Shepherd agent

New users are added to the database by an internal staff member through the admin page. The onfly information required is a name to identify the user; we use API keys to log users in instead of a user password. A User can possess more than one Shepherd Agent (one per environment that they have, or one per different algorithm on one environment to compare algorithms, for instance).

Once a Shepherd user exists, a Shepherd agent associated to that user can be created. To avoid the need for a user name and password, we use generated API keys by the UUID module. The particularity of our usage of API keys is that one API key is also associated to one Shepherd Agent. When logging in to Shepherd, the client sends an API key to the server, which retrieves the corresponding API key object, linked to the user’s corresponding Agent. In the case where a user has multiple Shepherd agents, they would also have multiple API keys, one per agent. The advantage of this setting is that if one API key is leaked, only one of the user’s Shepherd Agents is leaked.

The specification of the action and observation spaces of the user’s environment are required for the initialization of a Shepherd Agent. It is also at the agent creation time that an RL algorithm to be executed by the agent is chosen. New Shepherd agents are created through the admin page, as well as the parameter values to configure the algorithm run by an agent.

The difference between a Shepherd agent and a standard RL agent is that several standard RL agents can “run” one Shepherd agent: a Shepherd agent stores a configuration, specifying which algorithm must be executed, the parameters, as well as the latest generated model and results obtained.

Creating a Shepherd agent

The user owning the Shepherd agent must be specified. Only they (the user) can launch that specific Shepherd agent, access its learned models, see its learning curves, perform special actions such as deleting the agent and its models, etc.

The algorithm run by all RL agent instances under that Shepherd agent must also be specified.
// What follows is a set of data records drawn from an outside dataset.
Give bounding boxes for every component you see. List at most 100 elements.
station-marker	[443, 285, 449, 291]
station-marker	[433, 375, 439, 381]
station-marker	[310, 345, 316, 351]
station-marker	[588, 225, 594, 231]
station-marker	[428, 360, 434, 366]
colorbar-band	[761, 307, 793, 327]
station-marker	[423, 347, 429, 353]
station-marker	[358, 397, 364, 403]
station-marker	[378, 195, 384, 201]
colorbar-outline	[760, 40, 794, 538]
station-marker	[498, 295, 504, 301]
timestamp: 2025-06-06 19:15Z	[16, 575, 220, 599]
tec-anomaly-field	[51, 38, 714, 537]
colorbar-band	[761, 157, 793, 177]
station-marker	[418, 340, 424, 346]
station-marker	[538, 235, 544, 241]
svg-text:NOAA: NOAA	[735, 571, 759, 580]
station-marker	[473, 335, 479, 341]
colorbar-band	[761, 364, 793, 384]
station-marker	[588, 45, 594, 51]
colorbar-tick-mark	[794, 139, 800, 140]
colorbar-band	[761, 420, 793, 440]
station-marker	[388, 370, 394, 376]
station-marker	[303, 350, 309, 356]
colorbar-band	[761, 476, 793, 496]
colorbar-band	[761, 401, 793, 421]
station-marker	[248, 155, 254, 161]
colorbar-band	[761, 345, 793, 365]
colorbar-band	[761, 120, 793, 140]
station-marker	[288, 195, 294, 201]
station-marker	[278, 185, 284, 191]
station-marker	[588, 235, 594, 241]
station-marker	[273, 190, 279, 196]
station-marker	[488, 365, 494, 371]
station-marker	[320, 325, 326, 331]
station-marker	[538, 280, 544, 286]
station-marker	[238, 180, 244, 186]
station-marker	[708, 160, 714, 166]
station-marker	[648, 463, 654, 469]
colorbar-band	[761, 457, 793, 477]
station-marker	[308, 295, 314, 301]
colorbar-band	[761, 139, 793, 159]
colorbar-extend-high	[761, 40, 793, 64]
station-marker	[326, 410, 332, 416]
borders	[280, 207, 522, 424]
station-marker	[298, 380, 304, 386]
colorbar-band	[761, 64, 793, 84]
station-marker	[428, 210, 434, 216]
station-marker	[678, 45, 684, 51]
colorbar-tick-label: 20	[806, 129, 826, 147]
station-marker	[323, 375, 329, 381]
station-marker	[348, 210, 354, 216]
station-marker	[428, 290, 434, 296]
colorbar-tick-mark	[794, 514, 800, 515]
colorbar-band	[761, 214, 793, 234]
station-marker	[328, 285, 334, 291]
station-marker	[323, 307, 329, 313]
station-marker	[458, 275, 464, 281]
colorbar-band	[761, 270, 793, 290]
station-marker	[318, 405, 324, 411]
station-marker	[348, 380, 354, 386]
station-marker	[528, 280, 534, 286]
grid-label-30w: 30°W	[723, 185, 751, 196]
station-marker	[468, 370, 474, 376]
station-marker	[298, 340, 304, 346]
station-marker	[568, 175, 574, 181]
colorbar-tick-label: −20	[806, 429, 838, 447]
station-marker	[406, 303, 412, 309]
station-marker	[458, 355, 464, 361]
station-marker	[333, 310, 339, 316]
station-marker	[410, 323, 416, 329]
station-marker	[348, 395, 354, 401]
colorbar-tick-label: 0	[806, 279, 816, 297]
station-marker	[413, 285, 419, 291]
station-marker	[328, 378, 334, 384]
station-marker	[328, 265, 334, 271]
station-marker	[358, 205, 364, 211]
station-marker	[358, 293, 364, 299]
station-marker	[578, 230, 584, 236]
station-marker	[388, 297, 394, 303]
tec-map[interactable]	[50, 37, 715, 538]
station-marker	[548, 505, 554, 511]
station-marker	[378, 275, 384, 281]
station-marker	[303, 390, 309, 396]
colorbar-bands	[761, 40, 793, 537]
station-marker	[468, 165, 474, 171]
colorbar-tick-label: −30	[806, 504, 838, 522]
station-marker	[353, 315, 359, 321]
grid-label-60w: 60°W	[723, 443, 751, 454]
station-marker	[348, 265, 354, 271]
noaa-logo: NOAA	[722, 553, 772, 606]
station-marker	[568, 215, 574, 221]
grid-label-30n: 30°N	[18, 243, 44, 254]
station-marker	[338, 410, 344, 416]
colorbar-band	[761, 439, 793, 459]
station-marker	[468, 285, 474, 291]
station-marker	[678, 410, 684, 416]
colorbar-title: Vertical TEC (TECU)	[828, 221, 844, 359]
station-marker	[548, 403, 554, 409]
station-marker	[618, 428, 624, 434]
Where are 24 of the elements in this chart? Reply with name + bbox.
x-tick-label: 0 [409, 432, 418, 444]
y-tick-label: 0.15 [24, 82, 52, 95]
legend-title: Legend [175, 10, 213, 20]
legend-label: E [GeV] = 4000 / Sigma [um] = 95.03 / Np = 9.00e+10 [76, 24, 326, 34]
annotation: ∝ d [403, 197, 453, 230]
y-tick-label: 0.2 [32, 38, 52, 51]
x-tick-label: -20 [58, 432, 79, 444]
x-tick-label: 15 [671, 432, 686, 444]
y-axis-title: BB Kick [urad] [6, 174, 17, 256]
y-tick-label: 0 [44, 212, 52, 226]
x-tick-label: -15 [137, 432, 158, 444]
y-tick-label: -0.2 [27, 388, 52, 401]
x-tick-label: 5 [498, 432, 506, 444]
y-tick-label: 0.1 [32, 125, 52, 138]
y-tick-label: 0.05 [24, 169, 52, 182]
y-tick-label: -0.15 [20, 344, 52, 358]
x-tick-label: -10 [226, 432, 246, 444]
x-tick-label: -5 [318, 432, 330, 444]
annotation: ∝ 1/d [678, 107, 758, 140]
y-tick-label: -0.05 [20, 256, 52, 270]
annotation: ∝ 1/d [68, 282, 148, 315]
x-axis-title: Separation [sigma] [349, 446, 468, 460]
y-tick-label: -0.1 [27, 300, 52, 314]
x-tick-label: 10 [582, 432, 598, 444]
There exist several RL algorithms, and some might work better than others depending on the problem/environment (e.g., not all RL algorithms are compatible with continuous actions). The algorithm chosen during the creation of a Shepherd agent cannot be changed afterwards.

Action and observation spaces

A Shepherd is always associated with one environment to be solved. This environment, run on the client’s side, must send observations to the Shepherd agent, and receives actions in return.

Let’s consider CartPole-v0, from the Gym. Its observations are in the form of vectors of four floats; each float is equal to 3.4028234663852886e+38 at its highest, and -3.4028234663852886e+38 at its lowest.

In the specs of the Shepherd agent on the admin site, the action and observation spaces must be expressed in valid JSON. We set the action space to two (corresponding to the two discrete actions available in CartPole); the observation space can eb expressed as follows: [[space], low, high].

There are few “special actions” that the user can do through the admin page; they can download data from the agent, such as the episode rewards and the agent’s model, and reboot its learning, which is especially useful when the environment has been modified and that previous results become irrelevant.

Algorithms

An Algorithm has a fairly brief definition in our database; it has a name, often the abbreviated version of the name of an RL algorithm, such as PPO or A3C and a Boolean flag indicating whether it is compatible with environments with continuous actions or not. An Algorithm also has several Parameters associated to it. Algorithm objects are preexisting the creation of Users and Agents; we pre-populate the database with RL algorithms from Stable Baselines 3, but adding new algorithms that are not from Stable Baselines 3 is trivial.

Parameter values

When a new Shepherd agent is created, an RL algorithm must be chosen to be run by this agent. If they want to, the user can configure the algorithm through setting the value of some parameters, via the addition of ParameterValue objects in the database. This comes in handy when the user wants to try parameter values different from predefined default ones. The value chosen is stored in value_int, value_float, value_bool (exclusive) or value_str, depending on the type of the corresponding Parameter object (see below); all three other value attributes are set to null. A ParameterValue is associated to one Shepherd Agent, and to one Parameter.

Parameters

Each RL algorithm in the database uses a multitude of Parameters (e.g., learning rate, batch size, gamma, etc), all associated to that one algorithm. The type of the value this parameter can take is defined by an Integer in [1, 2, 3, 4]; if type is equal to 1, the value of the parameter must be an Integer, if type = 2, the value must be a floating point, etc. Only one of the attributes value_int, value_float, value_bool and value_str contains a value different than null, depending on the type attribute. Similarly to Algorithms, Parameters are pre-existing ParameterValues; we populate the database with parameters used by most RL algorithms, and set their default values, before the addition of Users and their Shepherd Agents.

Episode Returns

Multiple EpisodeReturns are associated to one Shepherd Agent. Each EpisodeReturn object stores a float (the sum of all rewards collected during one episode), and a date time field. Episode returns are used to plot the Agent’s learning curve, automatically displayed on the admin page.